Ketentuan Take or Pay ini maksudnya, PLN harus mengambil semua pasokan listrik terkontrak atau membayar denda kepada produsen listrik bila tidak mengambil listrik sesuai dengan volume terkontrak.
"Dengan adanya ini, jika PLN tidak bisa menyerap dan menurut keterangan PLN untuk setiap 1 Giga Watt (GW) beban finansial yang harus dibayar PLN mencapai Rp 3 triliun. Ini yang saya kira menjadi isu," kata dia dalam acara Energy Corner CNBC Indonesia, Senin (6/2/2023).
Lantas, bagaimana upaya pemerintah untuk mengatasi masalah tersebut? Apakah pemerintah akan intervensi untuk bisa mengubah skema kontrak jual beli listrik antara PLN dan IPP?
Plt Direktur Jenderal Ketenagalistrikan Kementerian ESDM Dadan Kusdiana mengakui, skema Take or Pay (ToP) memang harus dievaluasi. Namun, menurutnya pemerintah sulit untuk melakukan intervensi karena hal tersebut merupakan kewenangan antar perusahaan atau Business to Business (B to B) antara PLN dan IPP.

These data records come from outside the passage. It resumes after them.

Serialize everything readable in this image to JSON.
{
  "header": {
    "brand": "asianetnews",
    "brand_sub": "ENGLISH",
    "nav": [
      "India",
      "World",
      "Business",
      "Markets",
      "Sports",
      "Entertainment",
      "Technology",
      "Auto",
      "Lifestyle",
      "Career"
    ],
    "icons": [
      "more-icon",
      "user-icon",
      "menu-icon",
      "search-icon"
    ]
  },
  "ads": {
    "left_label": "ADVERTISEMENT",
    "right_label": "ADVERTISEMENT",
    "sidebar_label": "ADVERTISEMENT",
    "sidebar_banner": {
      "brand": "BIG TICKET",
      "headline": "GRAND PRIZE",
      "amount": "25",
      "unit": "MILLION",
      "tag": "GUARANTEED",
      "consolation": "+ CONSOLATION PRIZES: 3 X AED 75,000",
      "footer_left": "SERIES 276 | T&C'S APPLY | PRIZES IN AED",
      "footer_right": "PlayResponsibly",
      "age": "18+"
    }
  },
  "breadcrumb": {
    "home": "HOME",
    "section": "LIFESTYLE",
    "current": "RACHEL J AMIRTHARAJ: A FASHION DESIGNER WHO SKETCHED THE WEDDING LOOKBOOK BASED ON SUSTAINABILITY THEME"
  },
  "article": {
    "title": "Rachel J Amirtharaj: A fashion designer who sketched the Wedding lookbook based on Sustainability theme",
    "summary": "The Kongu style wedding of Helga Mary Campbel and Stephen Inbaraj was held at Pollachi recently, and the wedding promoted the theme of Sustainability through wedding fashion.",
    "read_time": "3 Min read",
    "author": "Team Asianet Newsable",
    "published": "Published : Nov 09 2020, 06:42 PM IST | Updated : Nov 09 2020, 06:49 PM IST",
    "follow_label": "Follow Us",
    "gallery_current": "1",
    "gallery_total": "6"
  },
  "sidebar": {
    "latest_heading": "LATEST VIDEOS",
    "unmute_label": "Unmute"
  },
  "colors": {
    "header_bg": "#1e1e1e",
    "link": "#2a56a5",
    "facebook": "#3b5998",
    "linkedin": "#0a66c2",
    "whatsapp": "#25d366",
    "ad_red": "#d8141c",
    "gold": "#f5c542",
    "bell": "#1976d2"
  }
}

"Idealnya memang demikian (evaluasi skema ToP), ToP ini perlu dilihat lagi, dan ini kan basisnya kontrak sehingga sulit untuk diintervensi oleh pemerintah," ungkap Dadan kepada CNBC Indonesia, Kamis (9/2/2023).
Dia mengatakan, sejauh ini PLN sudah melakukan berbagai upaya untuk menekan porsi denda yang harus dibayar karena oversupply listrik dalam negeri. Dadan menyebutkan, PLN sudah menunda jadwal operasi atau Commercial Operation Date (COD) sejumlah pembangkit listrik milik IPP.
"Setahu saya, PLN melakukan berbagai upaya untuk meminimalisasi dampak ToP saat ini, misalkan dengan memundurkan COD," tambahnya.
Oleh karena itu, dia kembali menegaskan bahwa pihaknya sulit untuk mengintervensi ketentuan Take or Pay tersebut.
"ToP ini skema B to B, pemerintah tidak bisa intervensi," tegasnya.
Di sisi lain, PT PLN (Persero) mengungkapkan bahwa pihaknya berhasil mengurangi beban dari kelebihan listrik atau oversupply listrik hingga mencapai lebih dari Rp 40-an triliun. Pengurangan beban kelebihan listrik itu dilakukan oleh PLN dari berbagai sisi.
Direktur Utama PT PLN (Persero) Darmawan Prasodjo mengungkapkan bahwa pihaknya berhasil mengurangi biaya yang harus dibayar atas kelebihan listrik tersebut sebagai biaya Take or Pay hingga lebih dari Rp 40 triliun.
Dia menyebutkan PLN telah melakukan berbagai upaya untuk mengurangi beban keuangan ini, antara lain dengan melakukan pengurangan kontrak proyek listrik untuk mengurangi beban ToP, dan juga merenegosiasi kontrak.
"Sebagian bisa kita batalkan (tender proyek), kita kurangi, kemudian kita undur, kontraknya kita kurangi, yang kita sebut sebagai renegosiasi. Di mana, kami berhasil mengurangi beban Take or Pay Rp 40 sekian triliun," ujarnya dalam Rapat Dengar Pendapat dengan Komisi VII DPR RI, Jakarta, Rabu (8/2/2023).